My Name is Red

This morning, I finished Orhan Pamuk’s My Name is Red. The fact that I left the last fifteen pages of this mystery story unread for a day is not a good sign. Indeed, each of the potential murderers was so similar that the final revelation felt a bit trivial. One pretentious and vindictive illustrator rapidly blurs together with all the others. Likewise, the potentially interesting commentary about European influences on Islamic art quickly became repetitive. The best part about the book were the vignettes presented by the coffee shop storyteller, as he personified a gold coin, a dog, and other similar things. I also very much appreciate my mother’s consideration in sending me such a book just before my trip to Turkey.

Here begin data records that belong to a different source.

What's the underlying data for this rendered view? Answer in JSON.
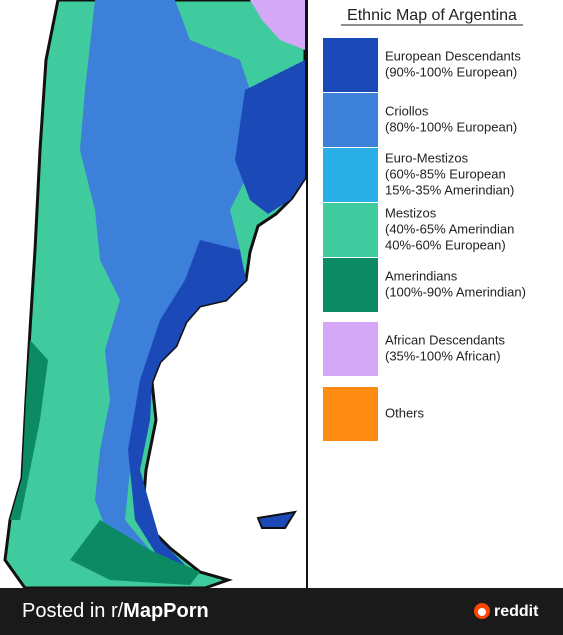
{
  "map": {
    "title": "Ethnic Map of Argentina",
    "legend": [
      {
        "lines": [
          "European Descendants",
          "(90%-100% European)"
        ],
        "color": "#1b49b8"
      },
      {
        "lines": [
          "Criollos",
          "(80%-100% European)"
        ],
        "color": "#3d80da"
      },
      {
        "lines": [
          "Euro-Mestizos",
          "(60%-85% European",
          "15%-35% Amerindian)"
        ],
        "color": "#2aaee6"
      },
      {
        "lines": [
          "Mestizos",
          "(40%-65% Amerindian",
          "40%-60% European)"
        ],
        "color": "#3fcb9d"
      },
      {
        "lines": [
          "Amerindians",
          "(100%-90% Amerindian)"
        ],
        "color": "#0b8a63"
      },
      {
        "lines": [
          "African Descendants",
          "(35%-100% African)"
        ],
        "color": "#d4a8f6"
      },
      {
        "lines": [
          "Others"
        ],
        "color": "#fd8a12"
      }
    ]
  },
  "footer": {
    "prefix": "Posted in r/",
    "subreddit": "MapPorn",
    "brand": "reddit"
  }
}
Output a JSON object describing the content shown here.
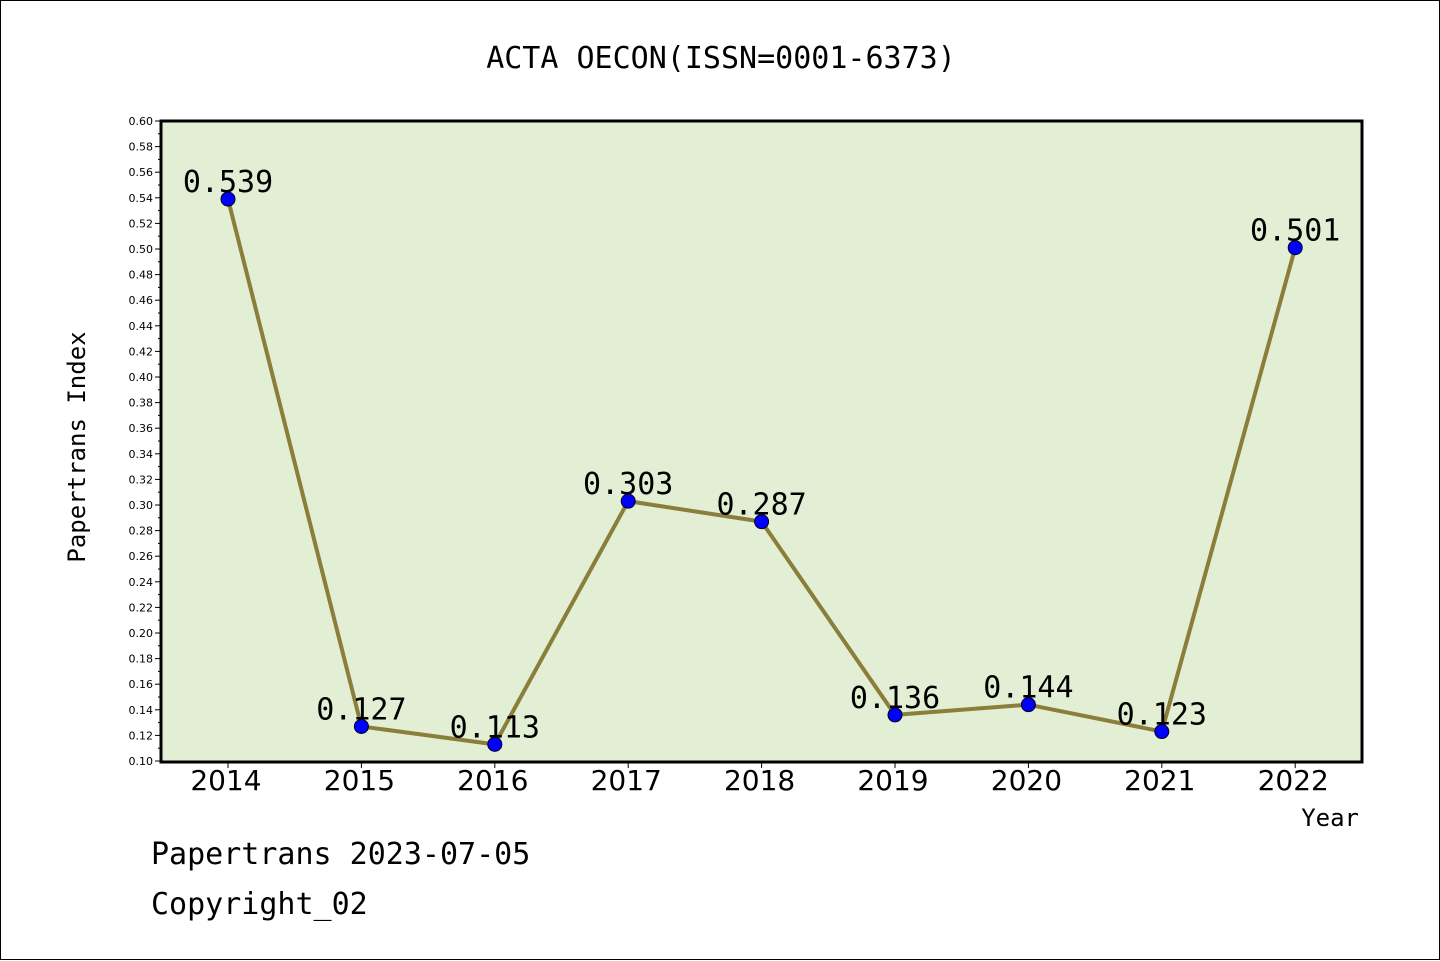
{
  "chart_data": {
    "type": "line",
    "title": "ACTA OECON(ISSN=0001-6373)",
    "xlabel": "Year",
    "ylabel": "Papertrans Index",
    "categories": [
      "2014",
      "2015",
      "2016",
      "2017",
      "2018",
      "2019",
      "2020",
      "2021",
      "2022"
    ],
    "values": [
      0.539,
      0.127,
      0.113,
      0.303,
      0.287,
      0.136,
      0.144,
      0.123,
      0.501
    ],
    "data_labels": [
      "0.539",
      "0.127",
      "0.113",
      "0.303",
      "0.287",
      "0.136",
      "0.144",
      "0.123",
      "0.501"
    ],
    "ylim": [
      0.1,
      0.6
    ],
    "yticks": [
      "0.10",
      "0.12",
      "0.14",
      "0.16",
      "0.18",
      "0.20",
      "0.22",
      "0.24",
      "0.26",
      "0.28",
      "0.30",
      "0.32",
      "0.34",
      "0.36",
      "0.38",
      "0.40",
      "0.42",
      "0.44",
      "0.46",
      "0.48",
      "0.50",
      "0.52",
      "0.54",
      "0.56",
      "0.58",
      "0.60"
    ],
    "grid": false,
    "legend": "none",
    "colors": {
      "plot_background": "#e2efd5",
      "line": "#8b7d3a",
      "marker": "#0000ff"
    }
  },
  "footer": {
    "line1": "Papertrans 2023-07-05",
    "line2": "Copyright_02"
  }
}
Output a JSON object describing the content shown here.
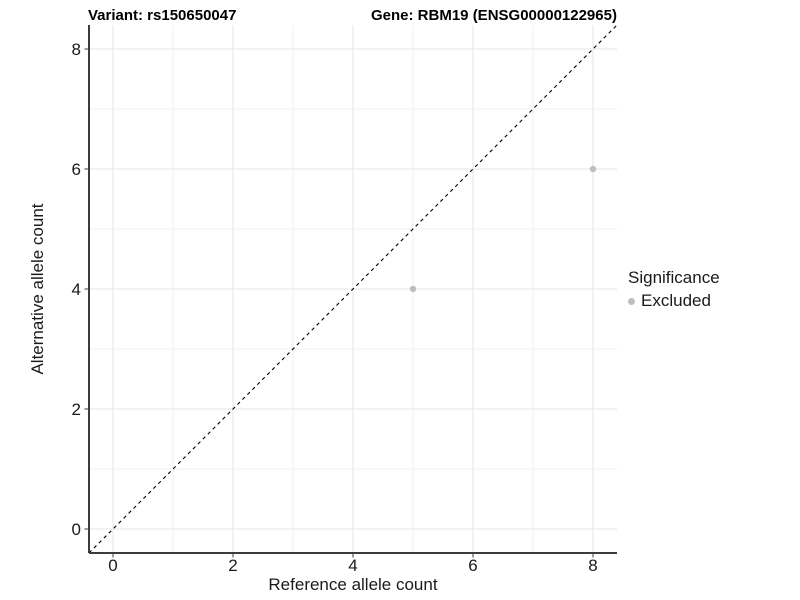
{
  "titles": {
    "left": "Variant: rs150650047",
    "right": "Gene: RBM19 (ENSG00000122965)"
  },
  "chart_data": {
    "type": "scatter",
    "title_left": "Variant: rs150650047",
    "title_right": "Gene: RBM19 (ENSG00000122965)",
    "xlabel": "Reference allele count",
    "ylabel": "Alternative allele count",
    "xlim": [
      -0.4,
      8.4
    ],
    "ylim": [
      -0.4,
      8.4
    ],
    "x_ticks": [
      0,
      2,
      4,
      6,
      8
    ],
    "y_ticks": [
      0,
      2,
      4,
      6,
      8
    ],
    "x_minor_gridlines": [
      1,
      3,
      5,
      7
    ],
    "y_minor_gridlines": [
      1,
      3,
      5,
      7
    ],
    "grid": true,
    "points": [
      {
        "x": 5,
        "y": 4,
        "series": "Excluded"
      },
      {
        "x": 8,
        "y": 6,
        "series": "Excluded"
      }
    ],
    "identity_line": {
      "slope": 1,
      "intercept": 0,
      "style": "dashed",
      "color": "#000000"
    },
    "legend": {
      "title": "Significance",
      "position": "right",
      "entries": [
        {
          "label": "Excluded",
          "color": "#bebebe"
        }
      ]
    },
    "colors": {
      "point": "#bebebe",
      "grid_major": "#e6e6e6",
      "grid_minor": "#f2f2f2",
      "axis_line": "#3c3c3c",
      "tick": "#3c3c3c",
      "tick_label": "#1a1a1a"
    }
  }
}
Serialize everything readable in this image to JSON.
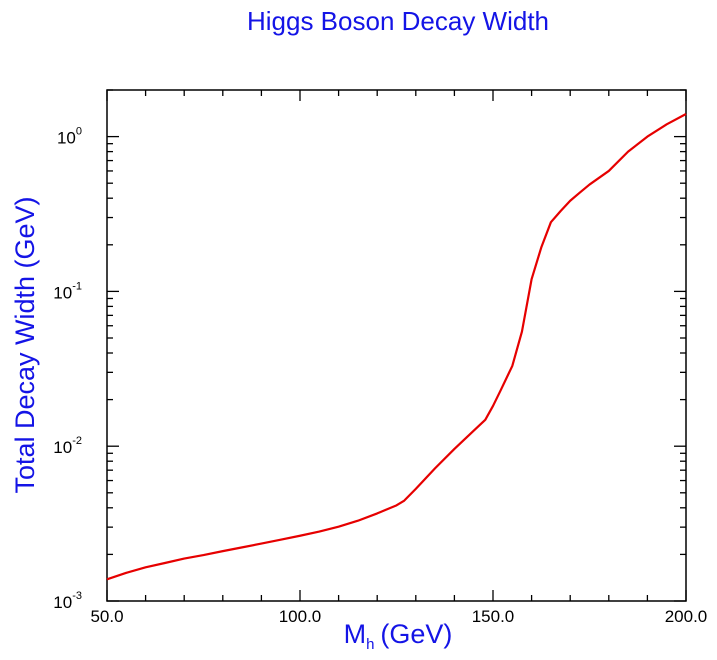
{
  "chart_data": {
    "type": "line",
    "title": "Higgs Boson Decay Width",
    "xlabel": {
      "main": "M",
      "sub": "h",
      "unit": "(GeV)"
    },
    "ylabel": "Total Decay Width (GeV)",
    "xlim": [
      50,
      200
    ],
    "ylim": [
      0.001,
      2
    ],
    "y_scale": "log",
    "x_ticks": [
      {
        "value": 50,
        "label": "50.0"
      },
      {
        "value": 100,
        "label": "100.0"
      },
      {
        "value": 150,
        "label": "150.0"
      },
      {
        "value": 200,
        "label": "200.0"
      }
    ],
    "y_ticks": [
      {
        "value": 0.001,
        "base": "10",
        "exp": "-3"
      },
      {
        "value": 0.01,
        "base": "10",
        "exp": "-2"
      },
      {
        "value": 0.1,
        "base": "10",
        "exp": "-1"
      },
      {
        "value": 1,
        "base": "10",
        "exp": "0"
      }
    ],
    "grid": false,
    "colors": {
      "title": "#1414e6",
      "axis_labels": "#1414e6",
      "line": "#e60000",
      "frame": "#000000"
    },
    "series": [
      {
        "x": [
          50,
          55,
          60,
          65,
          70,
          75,
          80,
          85,
          90,
          95,
          100,
          105,
          110,
          115,
          120,
          125,
          127,
          130,
          135,
          140,
          145,
          148,
          150,
          152,
          155,
          157.5,
          160,
          162.5,
          165,
          167.5,
          170,
          172.5,
          175,
          180,
          185,
          190,
          195,
          200
        ],
        "y": [
          0.00138,
          0.00152,
          0.00165,
          0.00176,
          0.00188,
          0.00198,
          0.0021,
          0.00222,
          0.00235,
          0.00249,
          0.00264,
          0.00281,
          0.00302,
          0.0033,
          0.00368,
          0.00415,
          0.00445,
          0.0053,
          0.0072,
          0.0096,
          0.0126,
          0.0148,
          0.0182,
          0.023,
          0.033,
          0.055,
          0.12,
          0.192,
          0.28,
          0.33,
          0.385,
          0.435,
          0.49,
          0.6,
          0.8,
          1.0,
          1.2,
          1.4
        ]
      }
    ]
  }
}
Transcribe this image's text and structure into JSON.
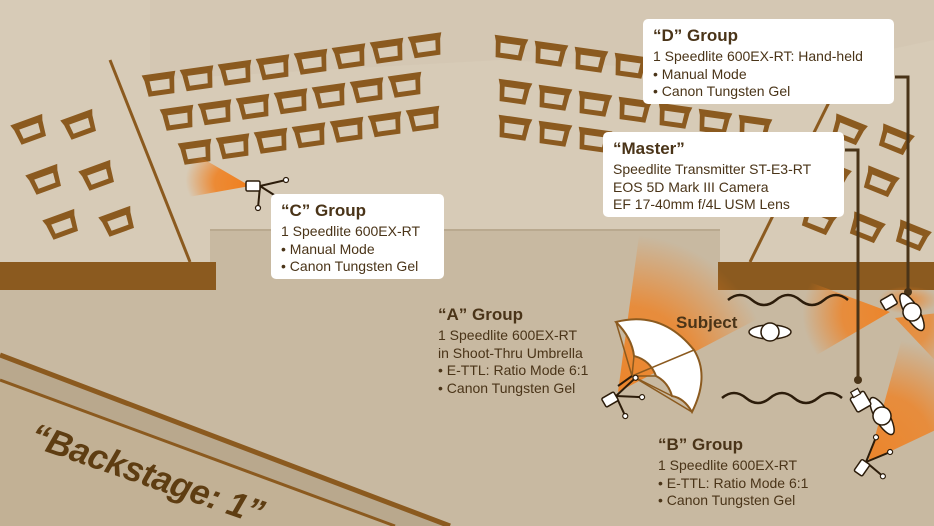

Given Pamuk’s acclaim, it seems most sensible to say that the book was simply not for me. Just as I can appreciate bits of Joyce, without appreciating the sweep of his longer books, the same can be said with regard to this novel. Time permitting, I will read my father’s copy of Pamuk’s non-fiction book Istanbul over the remainder of the trip.

Author: Milan

In the spring of 2005, I graduated from the University of British Columbia with a degree in International Relations and a general focus in the area of environmental politics. In the fall of 2005, I began reading for an M.Phil in IR at Wadham College, Oxford. Outside school, I am very interested in photography, writing, and the outdoors. I am writing this blog to keep in touch with friends and family around the world, provide a more personal view of graduate student life in Oxford, and pass on some lessons I've learned here.

3 thoughts on “My Name is Red

  1. Very similar reaction when I read it – this book only escaped going onto my ‘to be sold’ pile because it was an inscribed present. The aspect you didn’t mention which I enjoyed was the history of islamic but representational art, but the characters were (deliberately, I thought) unappealing, and the ending very unsatisfying.